Ia mengatakan, meningkatnya jumlah pengaduan masyarakat ini memperlihatkan bahwa masyarakat Riau makin kritis terhadap penyelenggaraan pelayanan publik.

Menurut dia pula, tingginya jumlah pengaduan ini juga memperlihatkan makin tingginya partisipasi masyarakat untuk ikut memperbaiki kualitas pelayanan publik.

Ahmad mengatakan, dari 246 laporan itu, 153 di antaranya atau 66 persen pengaduan sudah bisa diselesaikan oleh Ombudsman RI Perwakilan Riau.

"Selebihnya masih belum menemukan titik terang dan dalam proses penyelesaian," katanya.

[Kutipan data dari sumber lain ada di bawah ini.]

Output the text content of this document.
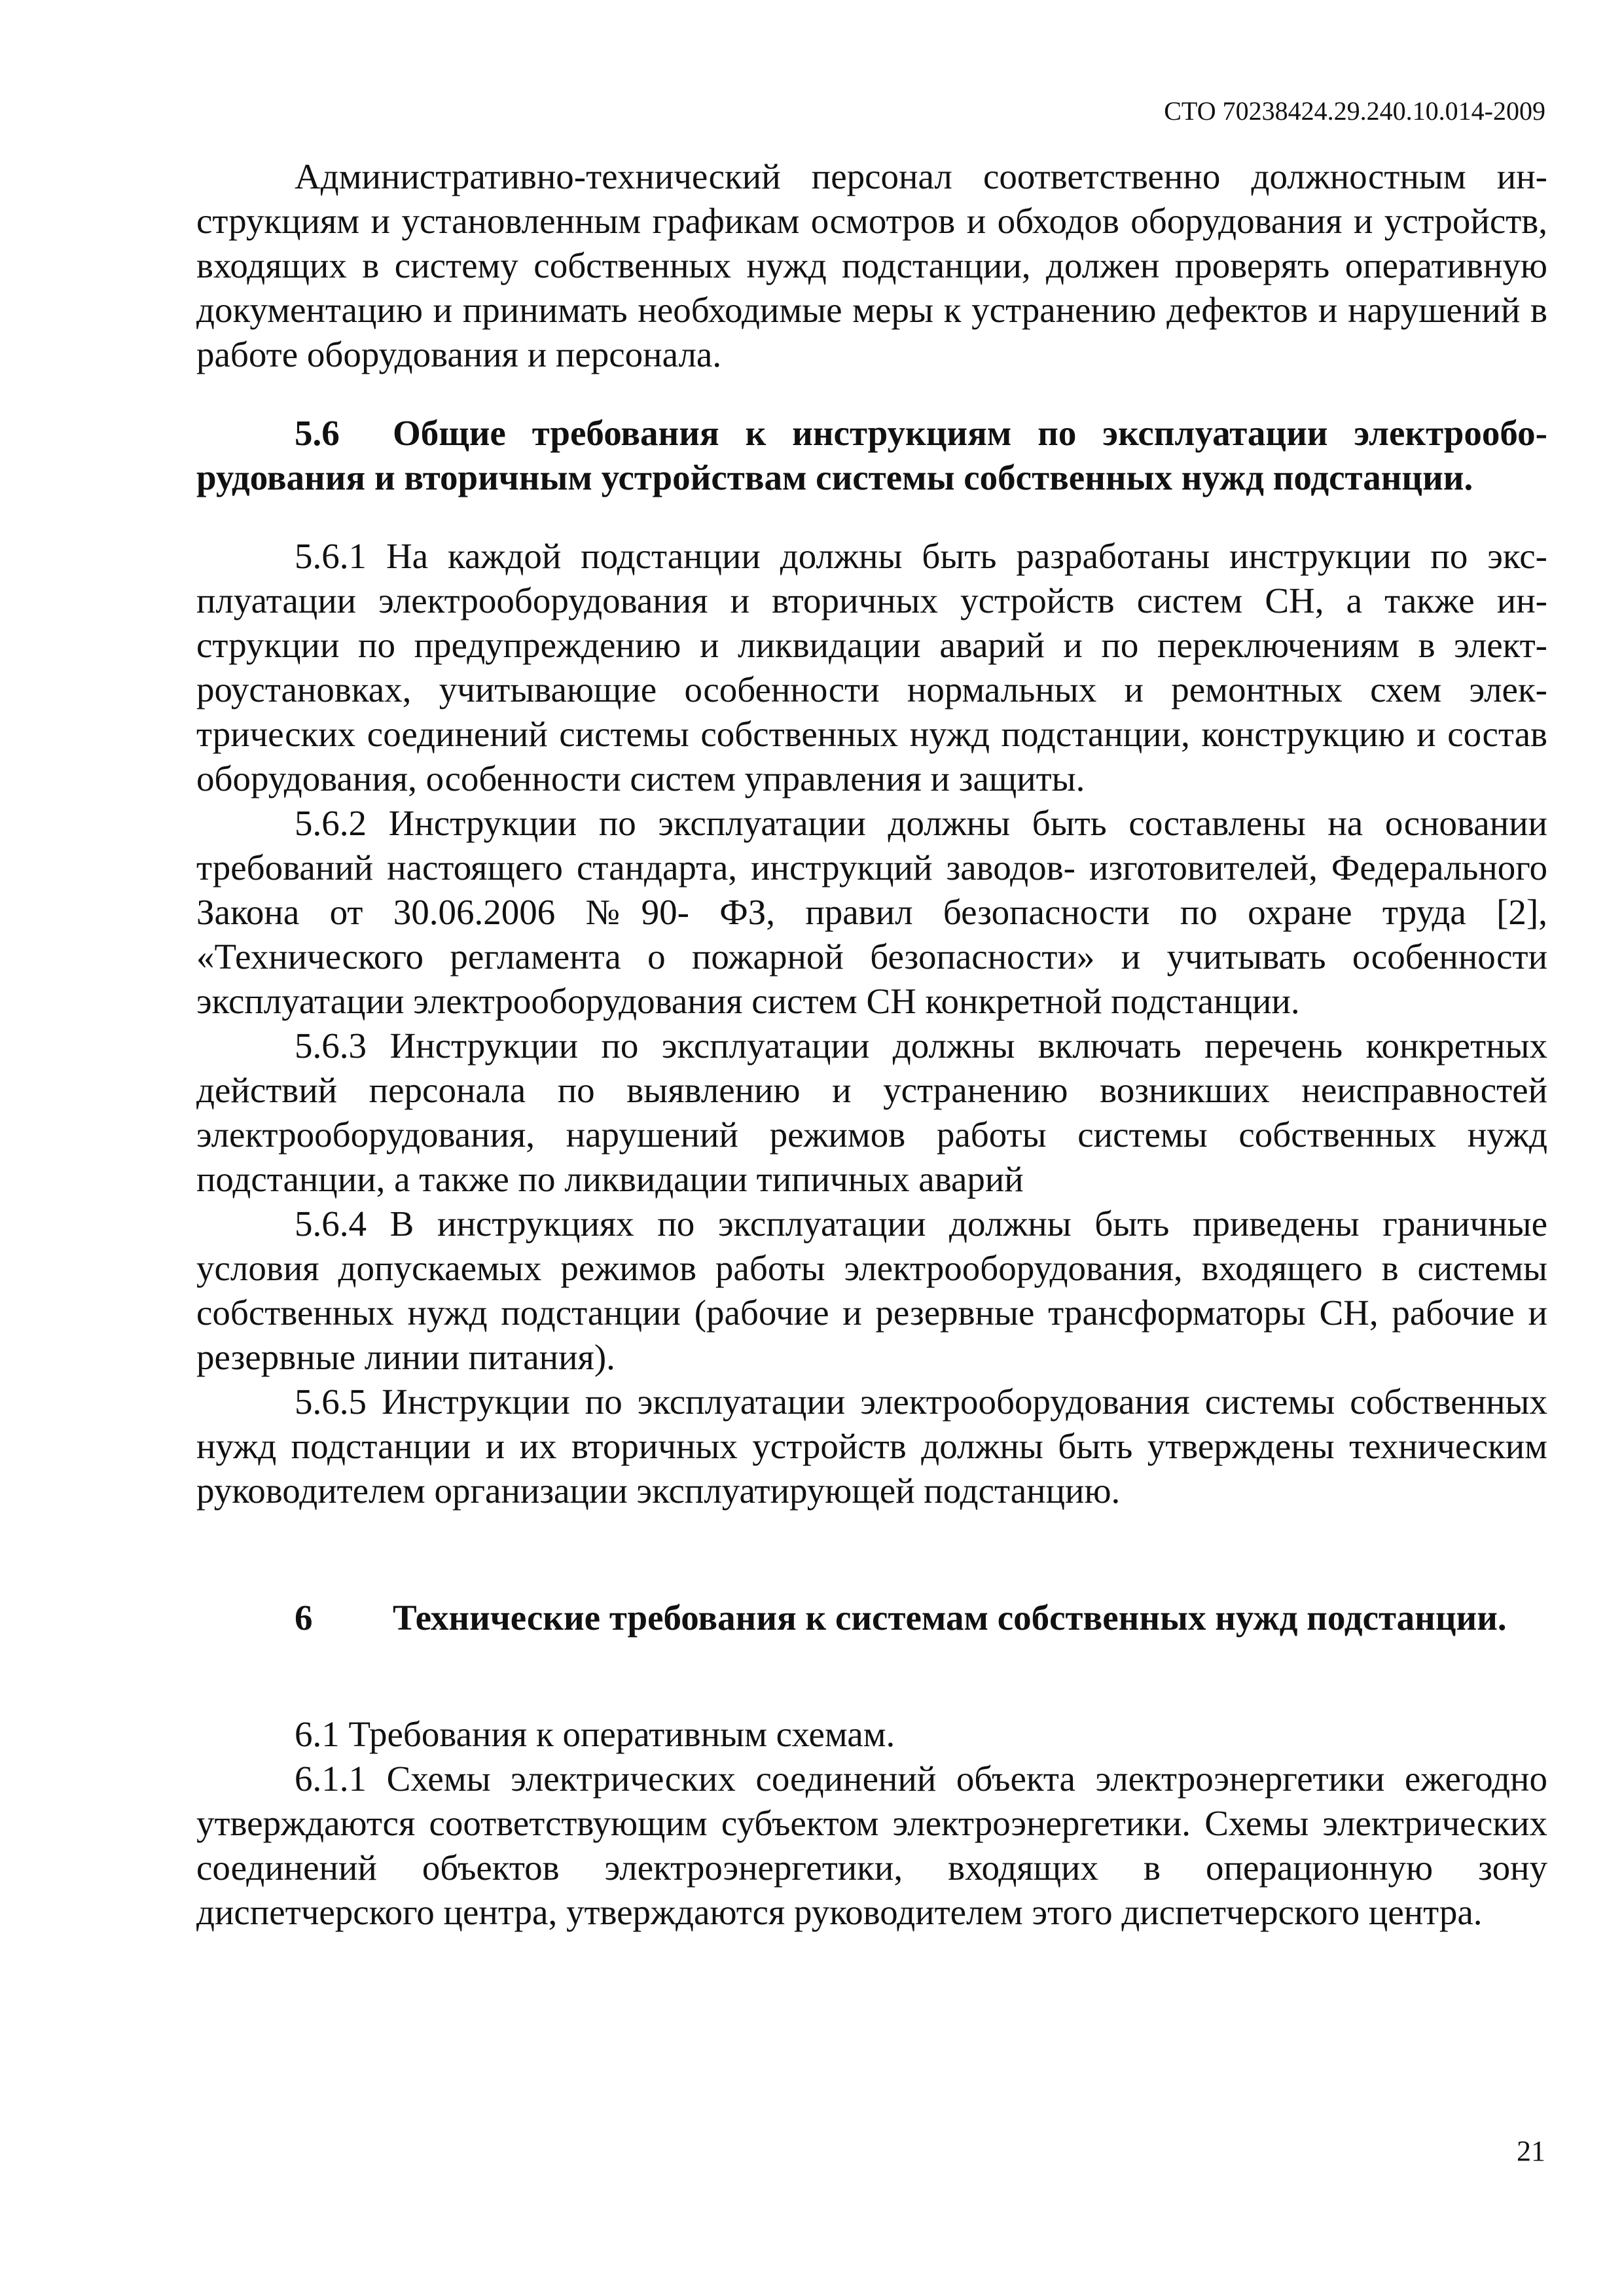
СТО 70238424.29.240.10.014-2009

Административно-технический персонал соответственно должностным инструкциям и установленным графикам осмотров и обходов оборудования и устройств, входящих в систему собственных нужд подстанции, должен проверять оперативную документацию и принимать необходимые меры к устранению дефектов и нарушений в работе оборудования и персонала.

5.6 Общие требования к инструкциям по эксплуатации электрооборудования и вторичным устройствам системы собственных нужд подстанции.

5.6.1 На каждой подстанции должны быть разработаны инструкции по эксплуатации электрооборудования и вторичных устройств систем СН, а также инструкции по предупреждению и ликвидации аварий и по переключениям в электроустановках, учитывающие особенности нормальных и ремонтных схем электрических соединений системы собственных нужд подстанции, конструкцию и состав оборудования, особенности систем управления и защиты.

5.6.2 Инструкции по эксплуатации должны быть составлены на основании требований настоящего стандарта, инструкций заводов- изготовителей, Федерального Закона от 30.06.2006 №90- ФЗ, правил безопасности по охране труда [2], «Технического регламента о пожарной безопасности» и учитывать особенности эксплуатации электрооборудования систем СН конкретной подстанции.

5.6.3 Инструкции по эксплуатации должны включать перечень конкретных действий персонала по выявлению и устранению возникших неисправностей электрооборудования, нарушений режимов работы системы собственных нужд подстанции, а также по ликвидации типичных аварий

5.6.4 В инструкциях по эксплуатации должны быть приведены граничные условия допускаемых режимов работы электрооборудования, входящего в системы собственных нужд подстанции (рабочие и резервные трансформаторы СН, рабочие и резервные линии питания).

5.6.5 Инструкции по эксплуатации электрооборудования системы собственных нужд подстанции и их вторичных устройств должны быть утверждены техническим руководителем организации эксплуатирующей подстанцию.

6 Технические требования к системам собственных нужд подстанции.

6.1 Требования к оперативным схемам.

6.1.1 Схемы электрических соединений объекта электроэнергетики ежегодно утверждаются соответствующим субъектом электроэнергетики. Схемы электрических соединений объектов электроэнергетики, входящих в операционную зону диспетчерского центра, утверждаются руководителем этого диспетчерского центра.

21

Yang jelas, lanjut dia, dari sekian banyak pengaduan masyarakat itu, sebagian besar atau skeitar 156 laporan adalah keluhan soal adanya dugaan maladministrasi yang dilakukan pemerintah daerah.

"Dugaan maladminitrasi yang dikeluhkan meliputi tidak memberikan pelayanan, penyimpangan prosedur dan penundaan berlarut dalam memberikan pelayanan dan bentuk maladministrasi lainnya," kata dia.

Untuk dipahami, katanya, bahwa berdasarkan Undang Undang Ombudsman maladministrasi merupakan perilaku atau perbuatan melawan hukum, melampaui wewenang, menggunakan wewenang untuk tujuan lain dari tujuan wewenang tersebut.

Termasuk juga kelalaian dan pengabaian kewajiban hukum dalam penyelenggaraan pelayanan publik yang dilakukan oleh penyelenggara negara dan pemerintahan, katanya.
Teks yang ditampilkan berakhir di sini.